Local community sites have groups forming around interests, such as cyclists coming together, answering questions for one another, arranging group rides and giving product recommendations. Or perhaps a book club picking their next page-turner or a group of foodies planning their next meal. Whatever the interest, community sites have natural groupings of people with shared interests.

This means local community sites become the social equivalent of a search engine, or more accurately, a recommendation engine. People type in questions because they don’t want an answer from an algorithm, they are looking for local knowledge from their neighbourhood that they can trust.

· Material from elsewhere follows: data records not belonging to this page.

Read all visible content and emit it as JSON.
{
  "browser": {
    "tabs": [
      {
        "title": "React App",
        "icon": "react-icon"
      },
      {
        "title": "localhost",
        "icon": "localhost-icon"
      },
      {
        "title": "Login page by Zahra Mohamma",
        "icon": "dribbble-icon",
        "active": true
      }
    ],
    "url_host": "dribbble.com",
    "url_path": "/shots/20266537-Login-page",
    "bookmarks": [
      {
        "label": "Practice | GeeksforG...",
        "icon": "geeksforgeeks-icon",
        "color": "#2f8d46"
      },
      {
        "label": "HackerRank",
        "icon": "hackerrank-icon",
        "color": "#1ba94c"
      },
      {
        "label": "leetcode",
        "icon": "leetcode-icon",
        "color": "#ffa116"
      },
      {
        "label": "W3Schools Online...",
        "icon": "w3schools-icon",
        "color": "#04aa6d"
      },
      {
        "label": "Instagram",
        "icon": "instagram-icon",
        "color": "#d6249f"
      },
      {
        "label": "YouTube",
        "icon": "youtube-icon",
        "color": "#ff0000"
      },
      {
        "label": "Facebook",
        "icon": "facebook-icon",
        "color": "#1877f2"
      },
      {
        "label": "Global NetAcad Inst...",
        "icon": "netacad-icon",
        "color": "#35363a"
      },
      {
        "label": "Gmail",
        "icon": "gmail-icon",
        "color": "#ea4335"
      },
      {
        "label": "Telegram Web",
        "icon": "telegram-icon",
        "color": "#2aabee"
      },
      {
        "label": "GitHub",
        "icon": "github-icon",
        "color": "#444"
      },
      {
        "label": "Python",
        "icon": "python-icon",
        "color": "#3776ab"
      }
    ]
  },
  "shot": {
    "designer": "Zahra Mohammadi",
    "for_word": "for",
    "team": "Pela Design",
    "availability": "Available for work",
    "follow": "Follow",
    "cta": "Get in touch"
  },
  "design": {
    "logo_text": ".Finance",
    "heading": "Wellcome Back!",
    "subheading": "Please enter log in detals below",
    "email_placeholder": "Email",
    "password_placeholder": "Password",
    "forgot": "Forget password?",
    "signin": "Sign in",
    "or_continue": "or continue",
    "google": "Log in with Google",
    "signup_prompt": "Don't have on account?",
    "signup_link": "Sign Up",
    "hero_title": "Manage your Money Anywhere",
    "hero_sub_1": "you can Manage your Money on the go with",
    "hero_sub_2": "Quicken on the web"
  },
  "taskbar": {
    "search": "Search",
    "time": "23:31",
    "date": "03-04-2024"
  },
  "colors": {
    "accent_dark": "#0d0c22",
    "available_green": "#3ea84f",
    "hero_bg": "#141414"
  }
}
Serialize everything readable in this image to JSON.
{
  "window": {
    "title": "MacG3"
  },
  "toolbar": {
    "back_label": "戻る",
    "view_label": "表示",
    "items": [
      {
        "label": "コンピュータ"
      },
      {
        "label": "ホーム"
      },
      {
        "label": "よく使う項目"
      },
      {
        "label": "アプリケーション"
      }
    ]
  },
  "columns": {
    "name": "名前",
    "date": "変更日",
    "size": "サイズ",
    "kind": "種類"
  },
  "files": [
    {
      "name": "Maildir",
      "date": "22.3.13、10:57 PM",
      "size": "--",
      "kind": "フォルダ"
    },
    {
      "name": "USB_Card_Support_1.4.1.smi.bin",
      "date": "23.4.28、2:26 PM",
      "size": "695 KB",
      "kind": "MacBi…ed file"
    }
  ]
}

This provides the perfect opportunity for brands to engage with consumers when they are in the right mind frame. Take for example home management site Hoppy, which helps customers find trusted tradespeople. By advertising on a community platform, Hoppy can engage and reach consumers when they are looking for recommendations from people they trust the most – their neighbours.

Creating local awareness

Every business from the local corner store to national brands has an impact in the neighbourhood and therefore a role to play in the community. To communicate with consumers, brands need to pivot to community advertising as consumers shop local more often.

For a small local company, a starting point may be to set up a profile on a community website or app. This not only allows you to make announcements about things like changes to your operating hours or what you’ve got in stock, but it also allows people to suggest you are a good fit for what another neighbour is looking for.

National brands can utilize sponsored posts on community platforms as a way to engage locally with national scale. This allows for advertisers to reach highly engaged audiences who are actively in-market and seeking recommendations for their products and services.

Above all, brands are going to find they need to tap into this community spirit to reach new customers. Community platforms allow a business to achieve the real nirvana of marketing, promoting themselves while being helpful at the same time.